Well, darn it all. We seemed to be making progress on this front last fall when two epidemiological studies were made public which seemed to some to imply, or at least to hint at the possibility, that high cancer incidence and mortality in the Sydney area could be tied to the legacy of dirty industry in the old steel city.

The authors of those studies were reluctant to endorse such claims. But one study in particular, by Dalhousie University epidemiologist Dr. Judy Guernsey, appeared to supply one essential piece of evidence in that direction by suggesting the disease incidence was higher in Sydney proper than in Cape Breton County as a whole. The tighter the cancer clusters can be grouped around our infamous , the more incriminating the numbers are for this particular environmental suspect.

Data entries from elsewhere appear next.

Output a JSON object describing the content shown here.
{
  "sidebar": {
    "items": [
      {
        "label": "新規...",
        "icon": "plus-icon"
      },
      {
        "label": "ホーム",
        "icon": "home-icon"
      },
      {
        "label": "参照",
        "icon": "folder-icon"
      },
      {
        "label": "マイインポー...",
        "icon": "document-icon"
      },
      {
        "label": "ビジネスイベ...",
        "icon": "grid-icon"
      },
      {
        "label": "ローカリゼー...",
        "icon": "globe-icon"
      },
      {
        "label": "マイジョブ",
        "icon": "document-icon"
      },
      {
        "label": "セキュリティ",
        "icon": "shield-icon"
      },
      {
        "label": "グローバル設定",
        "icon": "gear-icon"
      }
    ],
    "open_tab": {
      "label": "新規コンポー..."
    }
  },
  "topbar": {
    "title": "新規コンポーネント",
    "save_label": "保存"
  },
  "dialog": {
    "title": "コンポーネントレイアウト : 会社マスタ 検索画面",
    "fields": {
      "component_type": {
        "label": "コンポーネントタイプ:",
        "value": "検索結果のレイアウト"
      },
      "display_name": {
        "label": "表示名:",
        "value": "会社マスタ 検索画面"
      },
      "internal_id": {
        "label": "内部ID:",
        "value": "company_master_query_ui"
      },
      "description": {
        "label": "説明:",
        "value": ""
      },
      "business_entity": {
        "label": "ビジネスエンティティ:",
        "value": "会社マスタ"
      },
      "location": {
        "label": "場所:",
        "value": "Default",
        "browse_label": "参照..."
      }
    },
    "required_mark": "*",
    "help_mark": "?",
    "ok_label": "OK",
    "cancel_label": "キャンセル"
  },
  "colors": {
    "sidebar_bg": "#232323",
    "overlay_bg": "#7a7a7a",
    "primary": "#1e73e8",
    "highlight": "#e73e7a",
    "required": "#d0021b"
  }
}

Concerned about the findings of these studies, Nova Scotia's new anti-cancer czar, Dr. Andrew Padmos, engaged three other epidemiologists to review the evidence. Among other conclusions unveiled this week, this panel found no ``consistent or compelling pattern'' that would show cancer is more rampant in Sydney than in the county as a whole.

In short, Padmos cautions that, on available evidence, cancer cannot be added to the list of other good reasons that the Sydney area's environmental issues ought to be dealt with. He goes on to suggest that factors such as population lifestyle (smoking, high-fat diet, low physical activity) must be tackled, not only because of cancer but because of other serious community health problems such as heart disease, high blood pressure, and diabetes. In addition, Cancer Care Nova Scotia is proposing such measures as improved screening programs for the early detection of cancer.

And so, more than a decade later, we've come roughly full circle to the 1987 provincial health department study -- derisively known as the ``broccoli study'' -- which concluded that Cape Breton County residents are sicker than they need to be because they smoke too much, eat too much fried food, and are fat and lazy besides. That study marked a point of departure for the contrary perception in the community that the lifestyle issue is a red herring to divert attention from the politically scary problem of environmental health hazards.

Despite the currency of the conspiracy view now, it's hard to tell how deeply it is held. A predictable clamour has erupted over construction of a supermarket addition atop contaminated soil a stone's throw from the tar ponds, but only if grocery shoppers vote with their feet to avoid the renovated Sobeys store will there be much evidence that such environmental health alarms are taken seriously enough to alter public behaviour.

Are Sydneyites en masse, inured to industrial grime, simply too blase about the whole environmental health business, or are they more sensible than the alarmists?

There is a dissident network of experts, well credentialled in their own right, who maintain that medical establishment people like Padmos see only what they are professionally conditioned by Big Medicine to see. Says Samuel Epstein, University of Illinois professor of occupational and environmental medicine: ``The cancer epidemic is a reflection of uncontrolled, runaway industrial technologies.'' So there.

But unless the population of Cape Breton County is prepared to reject mainstream expertise (and close the new cancer treatment centre while we're at it, in favour of herbs and shark cartilage), it would be wise to heed the best advice from our public health care system. There are things we can do that are certain to reduce the toll of deadly disease in Cape Breton County. For the moment at least, cleaning up Muggah Creek is not on that list, and doesn't need to be.